If Britain chooses to exit the European Union in June the shares of big banks will be affected, but not for long, analysts say.
Several large banks, including Goldman Sachs (GS) - Get Goldman Sachs Group, Inc. (GS) Report , Citigroup (C) - Get Citigroup Inc. Report , JPMorgan (JPM) - Get JPMorgan Chase & Co. (JPM) Report , and Wells Fargo (WFC) - Get Wells Fargo & Company Report use London as a hub for their EU operations.
That may change, though, if Britain votes to exit the EU early this summer.
"Essentially what we're talking about is a real estate situation," said Dick Bove, analyst at Rafferty Capital Markets.
According to analysts, big banks will take a substantial hit when it comes to relocation and staffing. The hit, though, as Bove said, will be a one-time thing.
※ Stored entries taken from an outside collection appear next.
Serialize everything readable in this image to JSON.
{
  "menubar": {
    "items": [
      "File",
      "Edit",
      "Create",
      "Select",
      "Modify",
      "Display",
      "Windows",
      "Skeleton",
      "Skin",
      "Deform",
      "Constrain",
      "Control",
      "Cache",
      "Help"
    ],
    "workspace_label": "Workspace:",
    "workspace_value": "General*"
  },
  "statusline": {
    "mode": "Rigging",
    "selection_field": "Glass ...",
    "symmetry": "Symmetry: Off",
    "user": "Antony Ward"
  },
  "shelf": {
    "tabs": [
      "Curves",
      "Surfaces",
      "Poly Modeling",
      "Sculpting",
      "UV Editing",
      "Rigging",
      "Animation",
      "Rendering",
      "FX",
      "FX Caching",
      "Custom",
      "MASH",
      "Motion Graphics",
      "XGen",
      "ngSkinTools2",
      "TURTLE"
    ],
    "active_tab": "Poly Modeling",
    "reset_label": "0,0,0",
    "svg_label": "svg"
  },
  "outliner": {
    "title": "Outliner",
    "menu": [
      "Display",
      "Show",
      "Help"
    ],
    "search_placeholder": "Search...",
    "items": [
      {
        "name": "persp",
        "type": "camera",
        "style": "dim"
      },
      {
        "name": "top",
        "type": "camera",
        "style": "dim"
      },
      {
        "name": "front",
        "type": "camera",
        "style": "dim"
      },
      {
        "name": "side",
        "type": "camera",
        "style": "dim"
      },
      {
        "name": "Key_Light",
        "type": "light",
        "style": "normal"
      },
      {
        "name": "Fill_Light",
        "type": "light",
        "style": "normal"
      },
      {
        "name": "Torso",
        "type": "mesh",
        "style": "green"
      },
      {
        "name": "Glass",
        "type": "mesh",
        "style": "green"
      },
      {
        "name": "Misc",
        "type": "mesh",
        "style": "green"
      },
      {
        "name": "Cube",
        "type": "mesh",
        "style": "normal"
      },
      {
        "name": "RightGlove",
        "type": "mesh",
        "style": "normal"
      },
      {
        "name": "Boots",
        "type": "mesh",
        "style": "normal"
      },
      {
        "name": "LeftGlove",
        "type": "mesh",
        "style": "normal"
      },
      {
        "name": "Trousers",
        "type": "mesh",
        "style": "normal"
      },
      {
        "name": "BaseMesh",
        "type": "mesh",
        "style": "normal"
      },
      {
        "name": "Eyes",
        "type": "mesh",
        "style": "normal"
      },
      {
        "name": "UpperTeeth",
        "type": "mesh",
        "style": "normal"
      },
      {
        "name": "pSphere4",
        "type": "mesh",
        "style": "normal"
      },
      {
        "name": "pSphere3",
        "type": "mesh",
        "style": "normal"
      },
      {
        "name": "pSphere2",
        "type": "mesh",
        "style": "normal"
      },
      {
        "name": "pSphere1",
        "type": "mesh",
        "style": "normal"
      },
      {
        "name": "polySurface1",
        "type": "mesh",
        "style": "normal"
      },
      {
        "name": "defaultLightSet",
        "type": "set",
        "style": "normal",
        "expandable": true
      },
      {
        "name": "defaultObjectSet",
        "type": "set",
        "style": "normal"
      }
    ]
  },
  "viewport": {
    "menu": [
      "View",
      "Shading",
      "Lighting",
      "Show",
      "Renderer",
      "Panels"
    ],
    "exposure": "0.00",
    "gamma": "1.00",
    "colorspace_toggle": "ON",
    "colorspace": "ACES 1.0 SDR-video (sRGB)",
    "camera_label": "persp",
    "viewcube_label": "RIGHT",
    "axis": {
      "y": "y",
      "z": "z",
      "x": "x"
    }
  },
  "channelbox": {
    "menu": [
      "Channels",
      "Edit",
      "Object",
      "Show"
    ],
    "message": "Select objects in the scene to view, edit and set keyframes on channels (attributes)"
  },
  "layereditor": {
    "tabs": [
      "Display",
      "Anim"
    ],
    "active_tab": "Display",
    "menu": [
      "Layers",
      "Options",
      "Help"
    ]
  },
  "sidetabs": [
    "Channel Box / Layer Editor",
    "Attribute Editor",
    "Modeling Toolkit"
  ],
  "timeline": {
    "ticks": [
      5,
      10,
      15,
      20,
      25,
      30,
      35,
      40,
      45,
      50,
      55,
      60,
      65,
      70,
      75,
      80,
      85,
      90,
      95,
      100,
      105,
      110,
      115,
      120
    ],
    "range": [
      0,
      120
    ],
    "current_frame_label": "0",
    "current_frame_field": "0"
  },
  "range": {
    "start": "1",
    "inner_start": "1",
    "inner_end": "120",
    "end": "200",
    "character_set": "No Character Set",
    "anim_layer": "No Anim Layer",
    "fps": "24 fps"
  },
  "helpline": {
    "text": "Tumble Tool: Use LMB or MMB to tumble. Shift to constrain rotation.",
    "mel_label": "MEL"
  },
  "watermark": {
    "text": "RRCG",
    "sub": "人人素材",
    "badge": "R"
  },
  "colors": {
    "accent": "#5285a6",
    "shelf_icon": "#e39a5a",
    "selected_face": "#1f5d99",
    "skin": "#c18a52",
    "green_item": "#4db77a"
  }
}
"It's not as if they're going to lose customers," said Marty Mosby, director of bank and equity strategy at broker-dealer Vining & Sparks. "It's more of a burden they'll have to go through. Depending on how it's evolving, I think it's something that will have an unfavorable impact, you're introducing uncertainty and risk."
Mosby said that Goldman Sachs is already trading at a discount, not only because of poor first quarter earnings, but also because a potential Brexit is looming.
"If you saw a vote to say that Britain will stay in, you would see a lift in share price, and if you see a vote to leave, then you'll see more pressure," Mosby said. "We'll have to see that unfold as it gets closer, if it seems like. For the most part right now, there's some of that already priced in."
It's not just Goldman that is feeling the squeeze of a potential Brexit, though.
"You would still see JPMorgan, Citigroup being impacted," Mosby said. "Everybody who is doing business will be impacted."
Bove advised shareholders to hold on to their pieces of big banks, for now at least.
"People like to freak out over everything, so I'm sure they'll freak out over the fact that Britain left," Bove said. "Maybe the share price is affected, but I would think it would be a mistake to sell them based on a real estate situation."
Even if Britain exits the EU, shareholders may not have to worry at all, Mosby said.
"Even if Britain leaves the EU, doesn't mean that the EU says they're not going to allow Britain to do business with [them]," Mosby said. "In 2019, they are allowing the financial institutions to do business not in the EU, as long as their regulatory standards are as stringent."
Goldman Sachs was trading at $153.33 on Tuesday morning, down 29% from the company's year high of $218.77 it hit on June 23.
Citigroup was trading at $41.65 Tuesday morning, down 31% from its year high of $60.95, which it hit on July 22, 2015.
JPMorgan was trading at $58.67 Tuesday morning, down 17% from its year high of $70.61, which it hit on July 22, 2015 as well.
Wells Fargo was trading at $47.26 Tuesday morning, down 19% from its year high of $58.77, which it also reached on July 22, 2015.